Шершень замолчал и задумался. Юрковский покосился на фотокорректуру, затем не выдержал и сдвинул крышку пресса, закрывавшую титульный лист. «Шершень и Кравец, – прочитал он. – Пылевая составляющая полос Сатурна». Он вздохнул и стал глядеть на Шершня.
– Так что же? – сказал он. – Что же… э-э… Базанов?
– Базанов – отличный работник, – решительно сказал Шершень. – Немного строптив, но хорошая, светлая голова. Ладить с ним трудновато, правда.
– Базанов… Что-то я не помню его последних работ. Чем он занимается?
– Атмосферник. Вы знаете, Владимир Сергеевич, он очень щепетилен. Работа готова, ему еще Мюллер помогал, нужно публиковать – так нет! Все он чем-то недоволен, что-то ему кажется необоснованным… Вы знаете, есть такие… очень самокритичные люди. Самокритичные и упрямые. Его результатами мы давно уже пользуемся… Получается глупое положение, не имеем возможности ссылаться. Но я, откровенно говоря, не очень беспокоюсь. Да и упрям он ужасно и раздражителен.

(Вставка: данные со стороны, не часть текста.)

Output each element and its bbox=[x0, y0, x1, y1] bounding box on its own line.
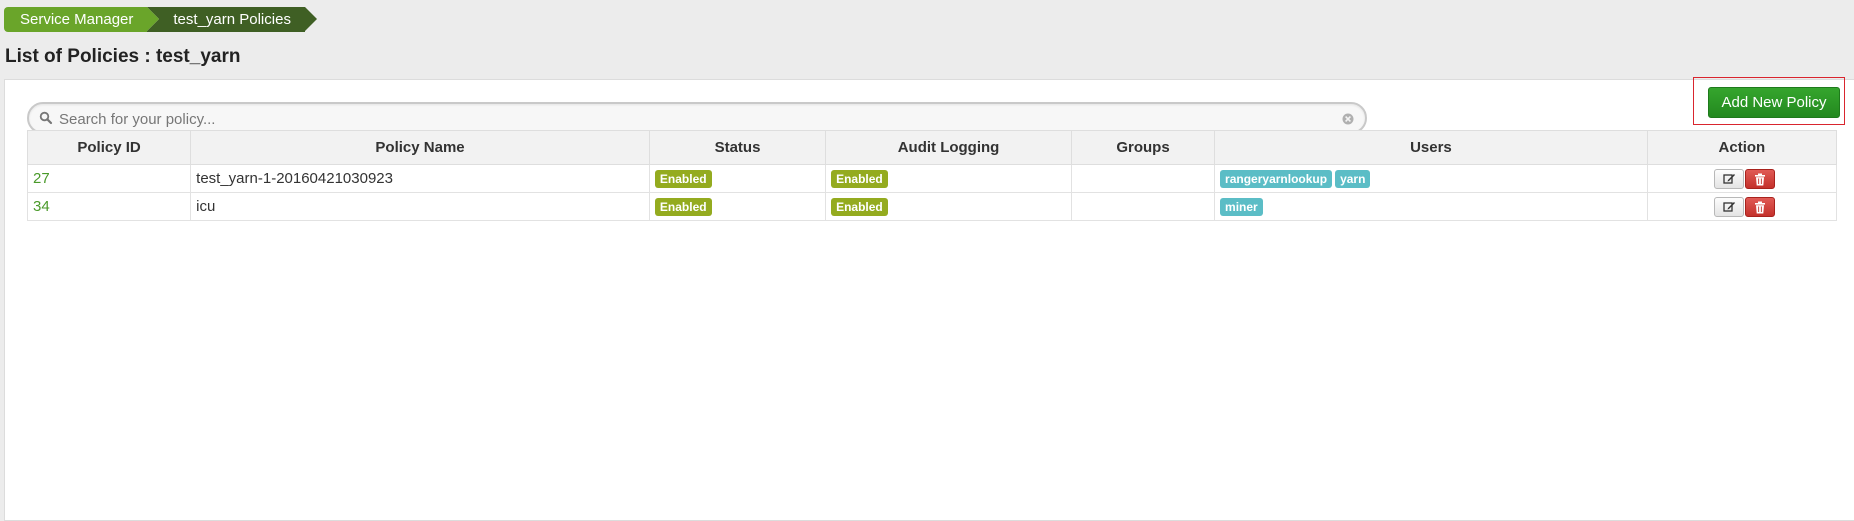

– Да, – сказал Юрковский. – Такой… э-э… очень самостоятельный студент был. Да… очень. – Он как бы невзначай протянул руку к фотокорректуре и словно в рассеянности стал ее листать. – Да… э-э… интересно. А вот эту работу я у вас еще не видел, Владислав, – сказал он.
– Это моя последняя, – сказал Шершень, улыбаясь. – Корректуру, вероятно, сам на Землю отвезу, когда в отпуск поеду. Парадоксальные результаты получены, Владимир Сергеевич. Просто изумительные. Вот взгляните…
Шершень обошел стол и нагнулся над Юрковским. В дверь постучали.
– Простите, Владимир Сергеевич, – сказал Шершень и выпрямился. – Войдите!
В низкий овальный люк, согнувшись в три погибели, пролез костлявый бледный парень. Юрковский узнал его – это был Петя Базанов, добродушный, очень справедливый юноша, умница и добряк. Юрковский уже начал благожелательно улыбаться, но Базанов только холодно кивнул ему, подошел к столу и положил перед Шершнем папку.